De rechtbank zal eerst vast moeten stellen of klaagster als redelijkerwijs rechthebbende van de auto valt aan te merken.
Uit de verklaringen van de gemachtigde van klaagster bij zowel zijn politieverhoor als in raadkamer is het de rechtbank duidelijk geworden dat klaagster verhuurbedrijven heeft in zowel België als Duitsland en dat klaagster in die hoedanigheid luxe, snelle, personenauto’s verhuurt. Voor de in beslag genomen onderhavige heeft klaagster een (financial) leaseovereenkomst met Audi. Klaagster voldoet, na aanbetaling van een bedrag van € 16.000,- tot € 18.000,00, maandelijks een bedrag van € 203,00 voldoet op een totaalbedrag van € 60.000,00. Klaagster heeft nog niet de gehele koopsom voldaan. Uit het arrest van de Hoge Raad van 30 maart 2021, ECLI:NL:HR:2021:488, volgt dat indien - zoals in deze
zaak - sprake is van een leaseconstructie, in beginsel de lessor (in dit geval Audi) (juridisch) eigenaar is van de auto. De lessor blijft dat totdat een lessee (in dit geval klaagster) aan alle betalingsverplichtingen heeft voldaan. Klaagster heeft nog niet aan alle betalingsverplichtingen voldaan. Gelet hierop is de rechtbank van oordeel dat een ander dan klaagster als redelijkerwijs rechthebbende van de auto is aan te merken. Zij verklaart daarom het klaagschrift ongegrond.

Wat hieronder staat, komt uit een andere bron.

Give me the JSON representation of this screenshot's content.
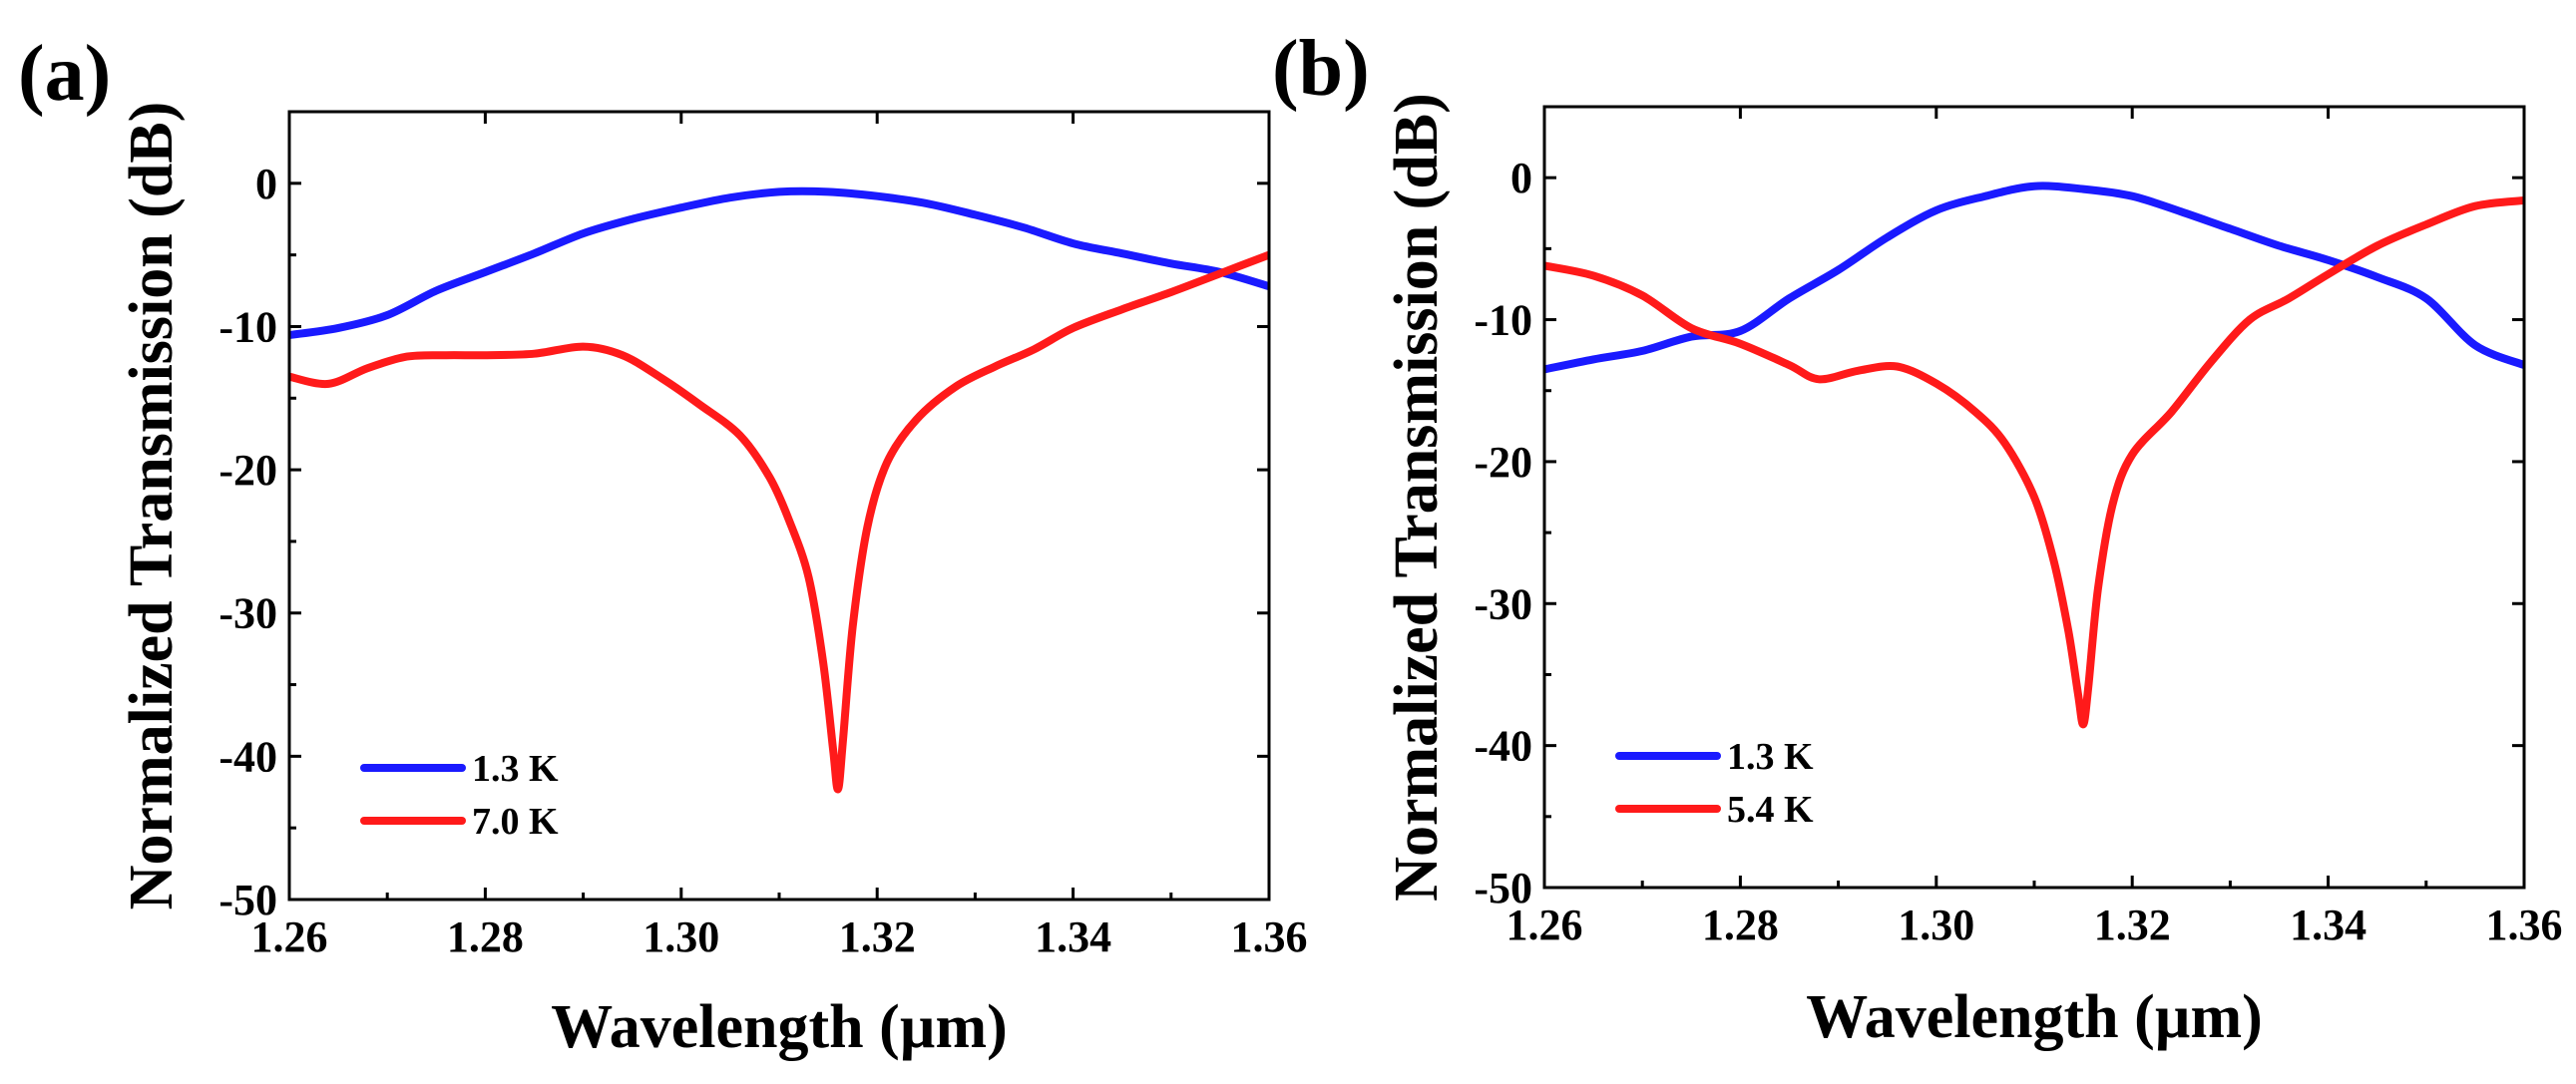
{
  "chart_data": [
    {
      "type": "line",
      "panel_label": "(a)",
      "xlabel": "Wavelength (µm)",
      "ylabel": "Normalized Transmission (dB)",
      "xlim": [
        1.26,
        1.36
      ],
      "ylim": [
        -50,
        5
      ],
      "xticks": [
        1.26,
        1.28,
        1.3,
        1.32,
        1.34,
        1.36
      ],
      "xtick_labels": [
        "1.26",
        "1.28",
        "1.30",
        "1.32",
        "1.34",
        "1.36"
      ],
      "yticks": [
        0,
        -10,
        -20,
        -30,
        -40,
        -50
      ],
      "ytick_labels": [
        "0",
        "-10",
        "-20",
        "-30",
        "-40",
        "-50"
      ],
      "legend_position": "bottom-left",
      "series": [
        {
          "name": "1.3 K",
          "color": "#1a1aff",
          "x": [
            1.26,
            1.265,
            1.27,
            1.275,
            1.28,
            1.285,
            1.29,
            1.295,
            1.3,
            1.305,
            1.31,
            1.315,
            1.32,
            1.325,
            1.33,
            1.335,
            1.34,
            1.345,
            1.35,
            1.355,
            1.36
          ],
          "y": [
            -10.6,
            -10.1,
            -9.2,
            -7.5,
            -6.2,
            -4.9,
            -3.5,
            -2.5,
            -1.7,
            -1.0,
            -0.6,
            -0.6,
            -0.9,
            -1.4,
            -2.2,
            -3.1,
            -4.2,
            -4.9,
            -5.6,
            -6.2,
            -7.2
          ]
        },
        {
          "name": "7.0 K",
          "color": "#ff1a1a",
          "x": [
            1.26,
            1.264,
            1.268,
            1.272,
            1.276,
            1.28,
            1.285,
            1.29,
            1.294,
            1.298,
            1.302,
            1.306,
            1.309,
            1.311,
            1.313,
            1.3145,
            1.3155,
            1.316,
            1.3165,
            1.3175,
            1.319,
            1.321,
            1.324,
            1.328,
            1.332,
            1.336,
            1.34,
            1.345,
            1.35,
            1.355,
            1.36
          ],
          "y": [
            -13.5,
            -14.0,
            -12.9,
            -12.1,
            -12.0,
            -12.0,
            -11.9,
            -11.4,
            -12.0,
            -13.6,
            -15.5,
            -17.6,
            -20.5,
            -23.5,
            -27.5,
            -33.5,
            -39.5,
            -42.3,
            -39.0,
            -31.0,
            -24.0,
            -19.5,
            -16.5,
            -14.2,
            -12.8,
            -11.6,
            -10.1,
            -8.8,
            -7.6,
            -6.3,
            -5.0
          ]
        }
      ]
    },
    {
      "type": "line",
      "panel_label": "(b)",
      "xlabel": "Wavelength (µm)",
      "ylabel": "Normalized Transmission (dB)",
      "xlim": [
        1.26,
        1.36
      ],
      "ylim": [
        -50,
        5
      ],
      "xticks": [
        1.26,
        1.28,
        1.3,
        1.32,
        1.34,
        1.36
      ],
      "xtick_labels": [
        "1.26",
        "1.28",
        "1.30",
        "1.32",
        "1.34",
        "1.36"
      ],
      "yticks": [
        0,
        -10,
        -20,
        -30,
        -40,
        -50
      ],
      "ytick_labels": [
        "0",
        "-10",
        "-20",
        "-30",
        "-40",
        "-50"
      ],
      "legend_position": "bottom-left",
      "series": [
        {
          "name": "1.3 K",
          "color": "#1a1aff",
          "x": [
            1.26,
            1.265,
            1.27,
            1.275,
            1.28,
            1.285,
            1.29,
            1.295,
            1.3,
            1.305,
            1.31,
            1.315,
            1.32,
            1.325,
            1.33,
            1.335,
            1.34,
            1.345,
            1.35,
            1.355,
            1.36
          ],
          "y": [
            -13.5,
            -12.8,
            -12.2,
            -11.2,
            -10.8,
            -8.5,
            -6.5,
            -4.2,
            -2.3,
            -1.3,
            -0.6,
            -0.8,
            -1.3,
            -2.4,
            -3.6,
            -4.8,
            -5.8,
            -7.0,
            -8.5,
            -11.8,
            -13.2
          ]
        },
        {
          "name": "5.4 K",
          "color": "#ff1a1a",
          "x": [
            1.26,
            1.265,
            1.27,
            1.275,
            1.28,
            1.285,
            1.288,
            1.292,
            1.296,
            1.3,
            1.304,
            1.307,
            1.31,
            1.312,
            1.3135,
            1.3145,
            1.315,
            1.3155,
            1.3165,
            1.318,
            1.32,
            1.324,
            1.328,
            1.332,
            1.336,
            1.34,
            1.345,
            1.35,
            1.355,
            1.36
          ],
          "y": [
            -6.2,
            -6.9,
            -8.3,
            -10.6,
            -11.7,
            -13.2,
            -14.2,
            -13.6,
            -13.3,
            -14.5,
            -16.5,
            -18.7,
            -22.5,
            -27.0,
            -32.0,
            -36.5,
            -38.5,
            -36.0,
            -29.0,
            -23.0,
            -19.5,
            -16.5,
            -13.0,
            -10.0,
            -8.5,
            -6.8,
            -4.8,
            -3.3,
            -2.0,
            -1.6
          ]
        }
      ]
    }
  ]
}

Bij die stand van zaken behoeft de vraag of het hoogst onwaarschijnlijk is dat de strafrechter, later oordelend, de auto verbeurd zal verklaren geen beantwoording meer.

3.De beslissing

De rechtbank verklaart het klaagschrift ongegrond.
Deze beslissing is op 20 juni 2025 genomen door mr. J.C.A.M. Los rechter, in tegenwoordigheid van mr. M.H.F. van Klaveren en J. van ‘t Westende, griffier, en is uitgesproken op de openbare zitting van 20 juni 2025.
INFORMATIE RECHTSMIDDEL
Tegen deze beslissing kan door het Openbaar Ministerie binnen veertien dagen na dagtekening van deze beslissing en door de klager binnen veertien dagen na de betekening van deze beslissing
beroep in cassatieworden ingesteld bij de Hoge Raad der Nederlanden te 's-Gravenhage (artikel 552d lid 2 Wetboek van Strafvordering).